Die Musiker dieser alternativen Szene waren im Allgemeinen Autodidakten und rekrutierten den Stamm ihrer Musiker aus ihren eigenen Reihen,  produzierten selbst Kassetten, ja, Musiker selbst gaben – wie das Beispiel der Leipziger Untergrundmusikmagazine Messitsch und Sno’Boy zeigt – Samisdat heraus. 

In Leipzig wie anderswo differenzierten sich recht schnell verschiedene Richtungen heraus, die sich mit unterschiedlichen Stilen und Mitteln der staatlichen Kulturpolitik widersetzten. So etablierte sich in der DDR nicht nur eine „andere“ Musikszene, sondern auch ein fulminanter Schwarzmarkt, auf dem neben Schallplatten westlicher Provinienz auch T-Shirts, Musikzeitschriften und selbst einzelne Fotos und Artikel zu für DDR-Verhältnisse völlig überteuerten Preisen gehandelt wurden. Jeder fand die passende Gemeinschaft zu seinem/ ihrem Lebensstil und die entsprechende Musikszene. 

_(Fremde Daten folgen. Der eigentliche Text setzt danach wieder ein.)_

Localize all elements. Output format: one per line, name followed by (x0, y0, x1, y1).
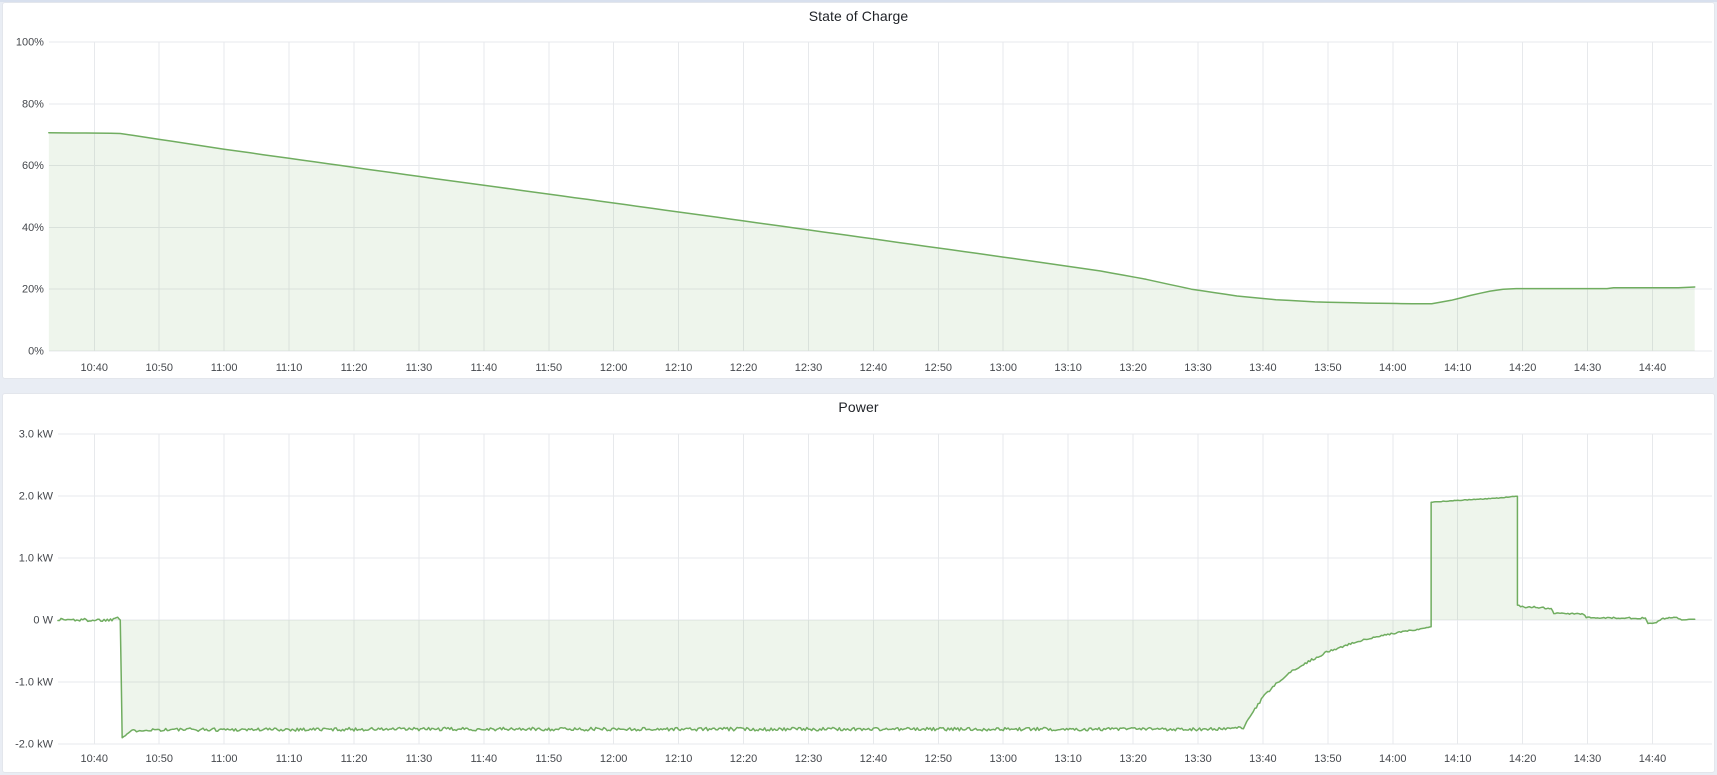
x-tick-label: 13:10 (1054, 362, 1081, 374)
state-of-charge-gridlines (48, 41, 1713, 352)
x-tick-label: 13:20 (1119, 362, 1146, 374)
state-of-charge-x-axis-labels: 10:40 10:50 11:00 11:10 11:20 11:30 11:40 11:50… (81, 362, 1667, 374)
x-tick-label: 12:50 (925, 753, 952, 765)
x-tick-label: 14:20 (1509, 362, 1536, 374)
power-chart-plot[interactable]: 3.0 kW 2.0 kW 1.0 kW 0 W -1.0 kW -2.0 kW 10:40… (3, 394, 1714, 772)
y-tick-label: 40% (22, 222, 44, 234)
x-tick-label: 11:40 (471, 753, 498, 765)
x-tick-label: 11:10 (276, 362, 303, 374)
x-tick-label: 13:50 (1314, 362, 1341, 374)
y-tick-label: 100% (16, 36, 44, 48)
x-tick-label: 14:00 (1379, 753, 1406, 765)
soc-panel: State of Charge 100% 80% 60% 40% 20% 0% 10:40 1… (2, 2, 1715, 379)
x-tick-label: 14:30 (1574, 753, 1601, 765)
x-tick-label: 11:20 (341, 753, 368, 765)
x-tick-label: 11:10 (276, 753, 303, 765)
x-tick-label: 11:30 (406, 362, 433, 374)
soc-chart-plot[interactable]: 100% 80% 60% 40% 20% 0% 10:40 10:50 11:00 11:10 11… (3, 3, 1714, 378)
x-tick-label: 14:10 (1444, 362, 1471, 374)
x-tick-label: 13:40 (1249, 362, 1276, 374)
x-tick-label: 14:20 (1509, 753, 1536, 765)
x-tick-label: 12:10 (665, 753, 692, 765)
x-tick-label: 10:50 (145, 753, 172, 765)
y-tick-label: -1.0 kW (15, 676, 53, 688)
top-edge-strip (0, 0, 1717, 2)
x-tick-label: 12:00 (600, 753, 627, 765)
y-tick-label: 2.0 kW (19, 490, 54, 502)
x-tick-label: 12:20 (730, 362, 757, 374)
x-tick-label: 14:00 (1379, 362, 1406, 374)
x-tick-label: 13:30 (1184, 362, 1211, 374)
power-line (57, 495, 1696, 739)
x-tick-label: 13:40 (1249, 753, 1276, 765)
x-tick-label: 10:50 (145, 362, 172, 374)
x-tick-label: 10:40 (81, 362, 108, 374)
state-of-charge-series (48, 132, 1696, 351)
x-tick-label: 12:40 (860, 362, 887, 374)
x-tick-label: 13:50 (1314, 753, 1341, 765)
x-tick-label: 11:20 (341, 362, 368, 374)
x-tick-label: 14:40 (1639, 753, 1666, 765)
y-tick-label: 0% (28, 345, 44, 357)
x-tick-label: 13:00 (989, 362, 1016, 374)
x-tick-label: 14:10 (1444, 753, 1471, 765)
x-tick-label: 13:10 (1054, 753, 1081, 765)
x-tick-label: 12:10 (665, 362, 692, 374)
x-tick-label: 12:30 (795, 362, 822, 374)
x-tick-label: 11:00 (211, 753, 238, 765)
x-tick-label: 11:50 (535, 753, 562, 765)
y-tick-label: 1.0 kW (19, 552, 54, 564)
x-tick-label: 13:00 (989, 753, 1016, 765)
x-tick-label: 12:30 (795, 753, 822, 765)
x-tick-label: 14:30 (1574, 362, 1601, 374)
state-of-charge-area-fill (48, 132, 1695, 351)
y-tick-label: -2.0 kW (15, 738, 53, 750)
x-tick-label: 10:40 (81, 753, 108, 765)
x-tick-label: 11:00 (211, 362, 238, 374)
power-x-axis-labels: 10:40 10:50 11:00 11:10 11:20 11:30 11:40 11:50… (81, 753, 1667, 765)
x-tick-label: 12:40 (860, 753, 887, 765)
power-series (57, 495, 1696, 739)
state-of-charge-line (48, 132, 1696, 305)
y-tick-label: 80% (22, 98, 44, 110)
x-tick-label: 14:40 (1639, 362, 1666, 374)
power-panel: Power 3.0 kW 2.0 kW 1.0 kW 0 W -1.0 kW -2.0 k… (2, 393, 1715, 773)
x-tick-label: 13:20 (1119, 753, 1146, 765)
power-y-axis-labels: 3.0 kW 2.0 kW 1.0 kW 0 W -1.0 kW -2.0 kW (15, 428, 53, 750)
y-tick-label: 3.0 kW (19, 428, 54, 440)
x-tick-label: 12:50 (925, 362, 952, 374)
power-gridlines (57, 433, 1713, 745)
x-tick-label: 11:50 (535, 362, 562, 374)
x-tick-label: 12:00 (600, 362, 627, 374)
x-tick-label: 11:30 (406, 753, 433, 765)
state-of-charge-y-axis-labels: 100% 80% 60% 40% 20% 0% (16, 36, 44, 357)
y-tick-label: 60% (22, 160, 44, 172)
y-tick-label: 20% (22, 284, 44, 296)
y-tick-label: 0 W (33, 614, 53, 626)
x-tick-label: 12:20 (730, 753, 757, 765)
power-area-fill (57, 496, 1695, 738)
x-tick-label: 11:40 (471, 362, 498, 374)
x-tick-label: 13:30 (1184, 753, 1211, 765)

Zum anderen kristallisierte sich bei vielen Bands eine enge Beziehung zu anderen Gegenkulturen heraus. So entwickelten sich z. B. die protestantischen Gotteshäuser immer mehr zu Sammlungsorten von Gegenöffentlichkeiten und emanzipierten Bürgern, von Blues bis Punks. Diese Offenheit der Kirche war in den 1980er Jahren nicht nur auf eine Szene beschränkt – viele Punkbands wie WutanfallL’Attentat oder Die Zucht in Leipzig durften in den heiligen Räumen ein neues Publikum erschrecken und sich sogar mehrfach in kirchlichen (Probe- und Veranstaltungs-)Räumen üben oder wie im Mockauer Kirchenkeller der Stephansgemeinde, auf kirchlichen Festen wie in Neukieritzsch oder direkt in den Räumen der Michaeliskirche spielen. Im Mockauer Keller trafen sich nun nicht nur Punks, sondern es entstand so eine bunte Szene, die zwar nicht gleichgeschaltet war, sich aber doch ähnelte im Aufbegehren gegenüber der staatlichen Politik- und Kulturhoheit. 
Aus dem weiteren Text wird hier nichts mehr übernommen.